No. We are not better than anyone. It can happen to us. It could happen to you. It could happen to anyone. When you read medicine labels there are always those rare cases of adverse reactions, but they exist and we never know who is going to be part of that small percentage of people. Nobody is immune to that. Not even your loved ones. So don’t tell me that everything will be all right. It’s empty and it makes me angry that you believe your friends and family are too good for that.
Why doctors don’t care
One thing that makes me very upset in this whole miscarriage situation is the doctor’s attitude. They seem to think it’s not a big deal at all. I can see in their eyes they think we are so exaggerated, that we are being wimps and should just keep trying again. I tried to understand this behavior and although I will never be able to fully comprehend why they are so okay with miscarriages, I came up with a theory.
Doctors are trained to cure diseases. You are feeling sick, they look at your symptons and find a treatment to make you well again. They are not interested in your feelings. And miscarriages are usually not a disease they can cure. Most of the time they don’t know the causes and there is no treatment available. On top of that, most miscarriages (not recurrent ones) are really caused by an abnormal embryo that couldn’t survive anyway.
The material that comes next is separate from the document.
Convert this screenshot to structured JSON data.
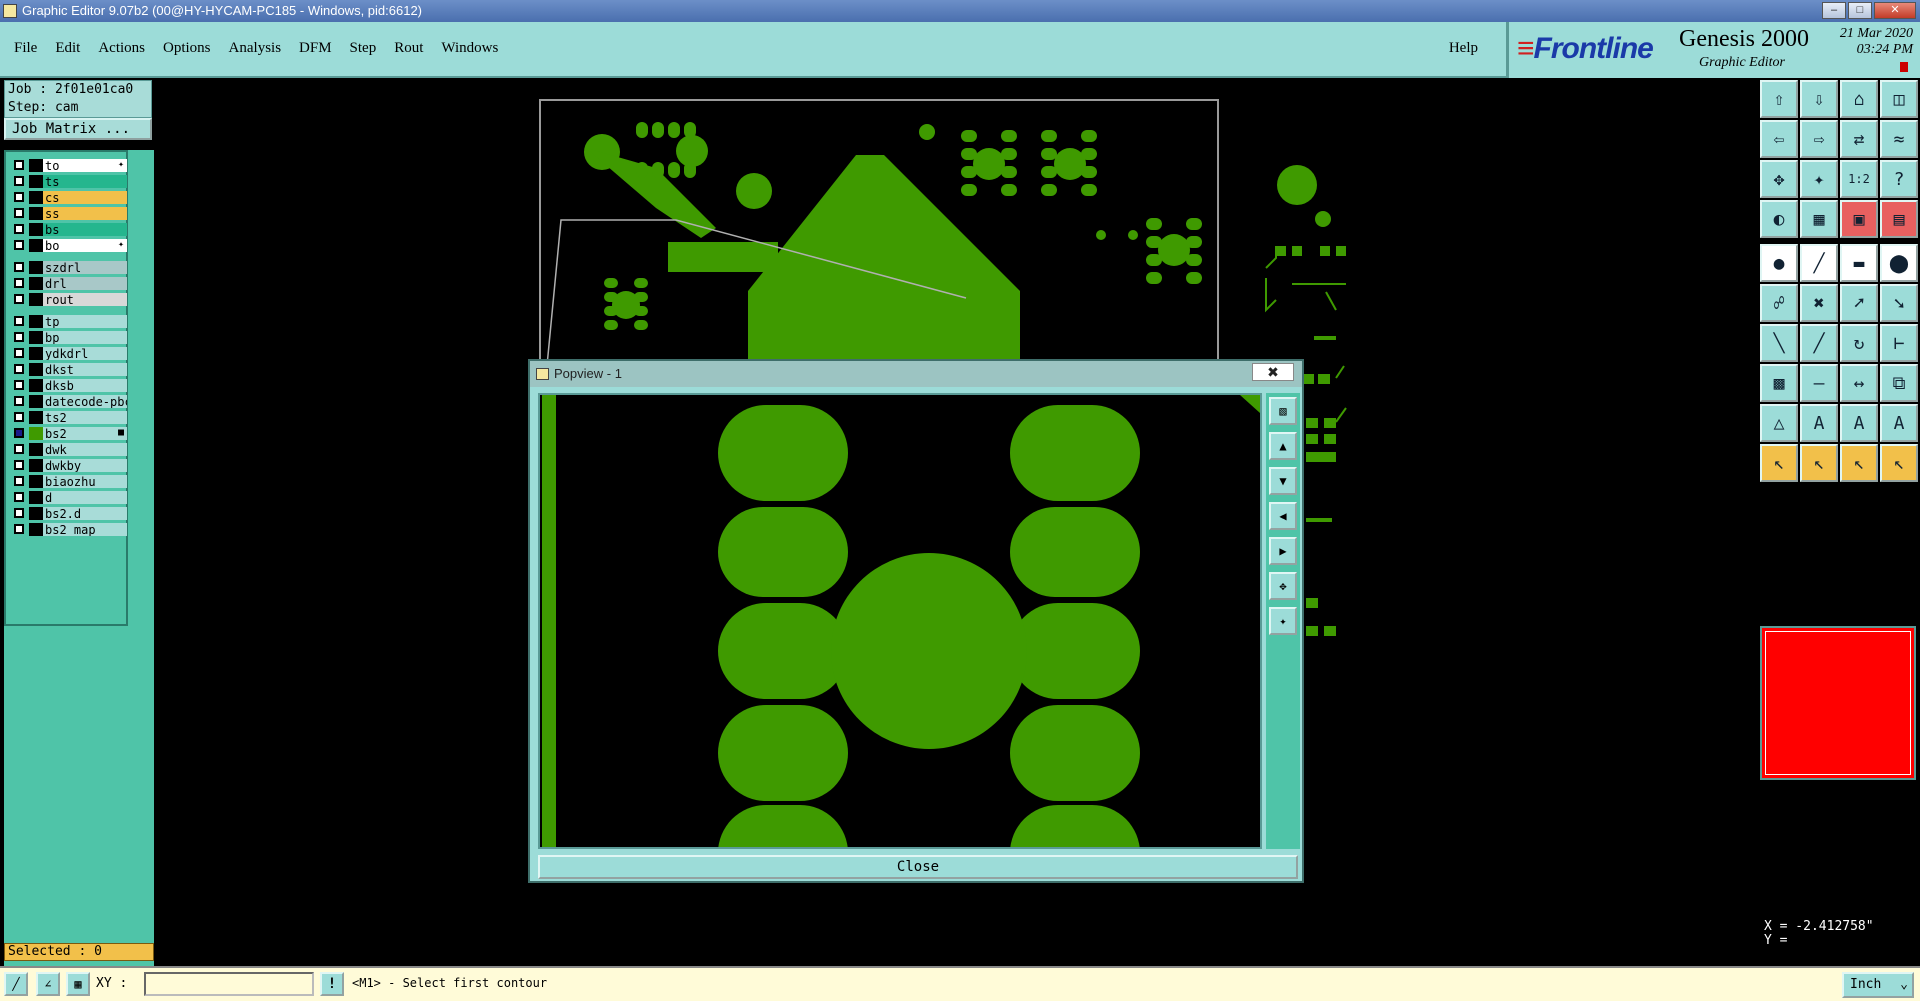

And the grand reason of all: miscarriages (unless they are very late in the pregnancy) will usually not make you sick or kill you. They are not going to cause your body any harm. They will only make you miserably sad. But the doctors don’t treat sadness. They send you to counselors and psychiatrists for that. So they don’t care.
I wish they did.
There aren’t enough doctors looking for answers or researches going on to solve the mistery of multiple miscarriages. It might be for a purely economic reason, but I don’t think so. As long as most doctors are willing to dismiss miscarriages as easily as they do, we won’t see this medical field evolve as it should. 2/3 of the couples that have multiple miscarriages can’t find an answer for this personal tragedy, so there is a lot of research that needs to be done.
My husband has a kid, and this fact is gaining new proportions
My husband had a kid when he was really young. His girlfriend at the time wanted to have the child. The families made a mess of the situation, she broke up with him after a big family fight. She delivered the baby and gave him for adoption. My husband signed the papers and gave away his parental rights. For the longest time, he didn’t want to have any more kids. We got married, I would have had a baby right away, but he wasn’t ready. I waited for him to get his mind around it.
After our second wedding anniversary he said he was ready to try. Everything that happened after that I already told here. Three pregnancies, three miscarriages, a very hard time for us.
The thing is: it’s pretty obvious whose problem this is. I’ve heard from the RE specialist that 1/3 of the infertility cases is a problem with the woman, 1/3 with the man and 1/3 a problem with both men and women. In our situation, it’s very clear for the world that I am the cause. He has a healthy kid to show everybody that he has no problem having a baby. It puts me on the spotlight.
And of course I am always afraid that we won’t able to have kids and the only kid he will ever have is that one he had a long time ago. The kid that was given away. The kid that is growing up thousands of miles from here with another family and already has a dad. It’s so ironic.